In realtà è perché abbiamo imparato a bloccare le emozioni, mantenendo rigido il viso.
Allora per liberarci di quella corazza rigida che ci siamo costruiti addosso, solitamente abbiamo bisogno di un «pass», cioè di un pretesto e dell’autorizzazione a regredire a quel bambino che ride, scherza, salta, si diverte.
 
Per ridere di gusto dobbiamo attenuare la nostra rigidezza, dobbiamo lasciarci andare e perdere il controllo del proprio corpo, attenuare quel «controllore» interno severo che non accetta facilmente di farci perdere la faccia.

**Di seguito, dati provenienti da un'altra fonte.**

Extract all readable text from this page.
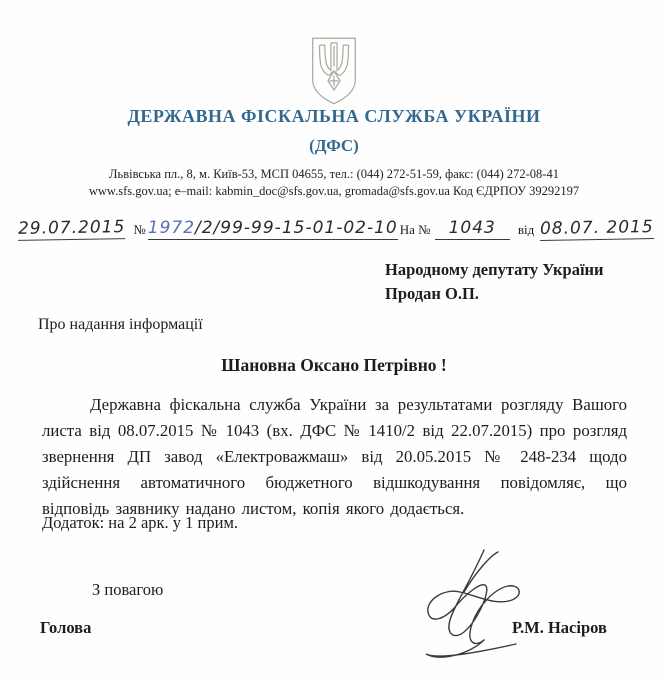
ДЕРЖАВНА ФІСКАЛЬНА СЛУЖБА УКРАЇНИ
(ДФС)
Львівська пл., 8, м. Київ-53, МСП 04655, тел.: (044) 272-51-59, факс: (044) 272-08-41
www.sfs.gov.ua; e–mail: kabmin_doc@sfs.gov.ua, gromada@sfs.gov.ua Код ЄДРПОУ 39292197
29.07.2015 № 1972/2/99-99-15-01-02-10 На №	1043	від 08.07. 2015
Народному депутату України
Продан О.П.
Про надання інформації
Шановна Оксано Петрівно !
Державна фіскальна служба України за результатами розгляду Вашого листа від 08.07.2015 № 1043 (вх. ДФС № 1410/2 від 22.07.2015) про розгляд звернення ДП завод «Електроважмаш» від 20.05.2015 № 248-234 щодо здійснення автоматичного бюджетного відшкодування повідомляє, що відповідь заявнику надано листом, копія якого додається.
Додаток: на 2 арк. у 1 прим.
З повагою
Голова	Р.М. Насіров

E il ridere bene coinvolge tutto il corpo e impone di lasciar emergere altri volti possibili, altri aspetti di noi.
Ridiamo poco perché non sappiamo lasciarci andare e ancor meno siamo capaci di manifestare quello che proviamo anche se si tratta di contentezza e gioia, divertimento e allegria.
Eppure da sempre si dice che «il riso fa buon sangue», o che «Se ridi ti passa».
Cioè ti passa la tristezza e il malessere del vivere quotidiano.
 
La lezione di Patch Adams, il medico che con il suo naso rosso ha girato il mondo immergendosi nelle più acute sofferenze della gente, che ha inventato la clownerie come strumento terapeutico per i bambini gravemente ammalati, ci fa dire quanto sia importante imparare a ridere per affrontare la vita con uno sguardo lieve.
Non si tratta, come lui sostiene, di negare il dolore e la malattia, né di esorcizzare la sofferenza e la morte che pur fanno parte della realtà, quanto con il piacere di ridere recuperare la gioia e la capacità di apprezzare l’esistenza anche quando si sta male.
È questo potrebbe essere l’augurio migliore da scambiare per il nuovo anno in arrivo.